The United Kingdom is home to about 15% of the world’s futurists. That’s the second highest concentration of Futurists in the world (after the US), followed by Finland, the Netherlands, and then France.
Two futurists in the United Kingdom that we’ve been inspired by lately are Joana Lenkova and Tom Cheesewright. As guests on our weekly video show ‘The Sprinklr Coffee Club’, Joana and Tom have shared some great perspectives on how organisations should strategise today to be prepared for tomorrow. Here are some highlights from those conversations:
Joana Lenkova is the founder of Futures Forward, a strategy and foresight consultancy, who spent years working at Disney in Europe.
She says organisations must organically balance between exploiting their current opportunities and investing in exploration for what will come next. She explains that actions resulting in financial success today are not guaranteed to work tomorrow.
How do you operationalise that ambidexterity? Tom Cheesewright’s advice fits nicely here. Cheesewright lives in Manchester and uses Foresight, Narrative Planning, and Agile Organisation Design as an Applied Futurist.
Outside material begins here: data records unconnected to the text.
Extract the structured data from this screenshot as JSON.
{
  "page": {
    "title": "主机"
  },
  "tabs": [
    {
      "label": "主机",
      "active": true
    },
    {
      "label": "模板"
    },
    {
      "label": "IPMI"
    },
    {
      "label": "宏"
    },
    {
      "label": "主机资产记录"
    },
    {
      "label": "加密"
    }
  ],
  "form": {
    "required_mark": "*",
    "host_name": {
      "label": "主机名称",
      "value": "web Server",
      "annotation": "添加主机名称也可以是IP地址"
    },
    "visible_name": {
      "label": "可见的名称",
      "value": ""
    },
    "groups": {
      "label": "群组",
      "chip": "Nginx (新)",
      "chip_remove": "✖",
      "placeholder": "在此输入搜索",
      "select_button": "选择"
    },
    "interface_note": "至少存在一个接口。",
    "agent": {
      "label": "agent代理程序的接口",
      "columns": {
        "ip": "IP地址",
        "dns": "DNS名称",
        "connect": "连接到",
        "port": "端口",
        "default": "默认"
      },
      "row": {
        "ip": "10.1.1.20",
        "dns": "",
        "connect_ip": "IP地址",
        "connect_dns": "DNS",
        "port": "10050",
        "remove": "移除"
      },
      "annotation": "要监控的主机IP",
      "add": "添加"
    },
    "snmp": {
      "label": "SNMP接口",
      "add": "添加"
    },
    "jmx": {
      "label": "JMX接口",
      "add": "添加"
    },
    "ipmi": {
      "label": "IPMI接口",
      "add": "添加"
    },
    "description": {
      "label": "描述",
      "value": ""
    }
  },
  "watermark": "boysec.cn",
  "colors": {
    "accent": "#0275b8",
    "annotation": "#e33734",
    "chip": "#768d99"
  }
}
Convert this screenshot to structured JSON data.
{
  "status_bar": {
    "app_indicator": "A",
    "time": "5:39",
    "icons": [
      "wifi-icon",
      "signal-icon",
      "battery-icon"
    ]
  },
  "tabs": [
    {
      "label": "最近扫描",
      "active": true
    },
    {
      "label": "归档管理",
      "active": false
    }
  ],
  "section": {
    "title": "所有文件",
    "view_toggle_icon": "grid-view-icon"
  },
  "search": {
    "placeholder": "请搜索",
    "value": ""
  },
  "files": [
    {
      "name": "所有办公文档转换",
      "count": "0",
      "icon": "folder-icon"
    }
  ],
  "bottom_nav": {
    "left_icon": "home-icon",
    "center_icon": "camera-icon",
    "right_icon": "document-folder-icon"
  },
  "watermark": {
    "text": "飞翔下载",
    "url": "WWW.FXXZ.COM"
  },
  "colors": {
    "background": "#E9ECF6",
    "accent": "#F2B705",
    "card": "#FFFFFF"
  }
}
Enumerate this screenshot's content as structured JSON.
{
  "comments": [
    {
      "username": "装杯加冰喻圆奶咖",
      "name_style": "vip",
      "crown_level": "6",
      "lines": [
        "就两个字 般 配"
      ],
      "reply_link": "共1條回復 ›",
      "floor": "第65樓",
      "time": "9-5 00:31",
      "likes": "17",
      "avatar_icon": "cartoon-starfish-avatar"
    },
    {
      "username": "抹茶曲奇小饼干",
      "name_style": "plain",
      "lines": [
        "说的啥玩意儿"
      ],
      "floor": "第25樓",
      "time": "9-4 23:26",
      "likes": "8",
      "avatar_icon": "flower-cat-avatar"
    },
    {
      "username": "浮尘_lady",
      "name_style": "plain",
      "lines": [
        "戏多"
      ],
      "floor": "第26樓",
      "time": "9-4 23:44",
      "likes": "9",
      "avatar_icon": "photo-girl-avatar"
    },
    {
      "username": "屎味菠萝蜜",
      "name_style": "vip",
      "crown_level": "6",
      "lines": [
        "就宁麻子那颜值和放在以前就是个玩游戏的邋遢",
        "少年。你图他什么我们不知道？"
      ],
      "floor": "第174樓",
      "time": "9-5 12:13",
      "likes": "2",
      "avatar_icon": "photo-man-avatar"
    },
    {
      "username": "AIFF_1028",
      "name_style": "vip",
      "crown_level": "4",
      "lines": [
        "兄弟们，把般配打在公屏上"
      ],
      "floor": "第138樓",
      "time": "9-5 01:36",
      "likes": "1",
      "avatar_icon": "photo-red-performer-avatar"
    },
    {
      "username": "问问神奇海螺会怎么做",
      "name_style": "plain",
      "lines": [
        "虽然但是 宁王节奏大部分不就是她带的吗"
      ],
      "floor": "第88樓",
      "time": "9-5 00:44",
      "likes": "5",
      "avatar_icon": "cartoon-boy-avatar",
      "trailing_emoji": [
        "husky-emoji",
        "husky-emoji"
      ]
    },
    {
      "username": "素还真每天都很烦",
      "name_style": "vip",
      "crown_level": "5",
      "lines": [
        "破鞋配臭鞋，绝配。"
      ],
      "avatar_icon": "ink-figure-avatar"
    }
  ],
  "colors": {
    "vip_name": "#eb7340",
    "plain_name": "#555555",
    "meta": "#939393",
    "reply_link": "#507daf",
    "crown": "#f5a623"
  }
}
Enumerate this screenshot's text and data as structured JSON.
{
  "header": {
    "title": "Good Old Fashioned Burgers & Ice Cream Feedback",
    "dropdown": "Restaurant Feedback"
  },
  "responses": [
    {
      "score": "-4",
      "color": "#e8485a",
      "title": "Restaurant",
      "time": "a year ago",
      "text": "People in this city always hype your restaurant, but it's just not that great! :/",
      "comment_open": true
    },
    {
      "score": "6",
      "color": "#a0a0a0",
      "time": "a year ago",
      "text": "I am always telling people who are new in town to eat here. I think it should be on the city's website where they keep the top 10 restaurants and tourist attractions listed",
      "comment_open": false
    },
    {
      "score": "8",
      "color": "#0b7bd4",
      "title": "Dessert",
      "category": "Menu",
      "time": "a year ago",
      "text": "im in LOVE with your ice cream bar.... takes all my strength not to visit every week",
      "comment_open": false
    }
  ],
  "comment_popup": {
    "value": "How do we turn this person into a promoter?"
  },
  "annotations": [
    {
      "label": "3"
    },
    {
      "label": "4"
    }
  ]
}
He’s just released a new book titled Future-proof Your Business, where he expands on some of the ideas he discusses here.
He’s got a great way of explaining the way agile organisations can use what they already know about their business, plus collaboration, plus foresight to train themselves like athletes do.
Those athletic organisations Cheesewright talks about are made up of individuals – and Lenkova offers excellent advice on how each of us can contribute to our organisations’ view of downfield.
Tom Cheesewright explains what he does for his clients as a futurist, and his answer suggests what kinds of questions we should all be asking when doing the kind of research that both of these futurists recommend. These may not be the kinds of questions you’d expect: two of three are focused on change management.
All of this research could surface any number of scenarios that could be prepared for. Where should you focus? Joana Lenkova shares a model she likes to use to determine where to focus. Importantly, it includes listening to opposing points of view and stepping out of your comfort zone!
That’s a wide-ranging but thorough body of advice for thinking about how to become a more agile organisation.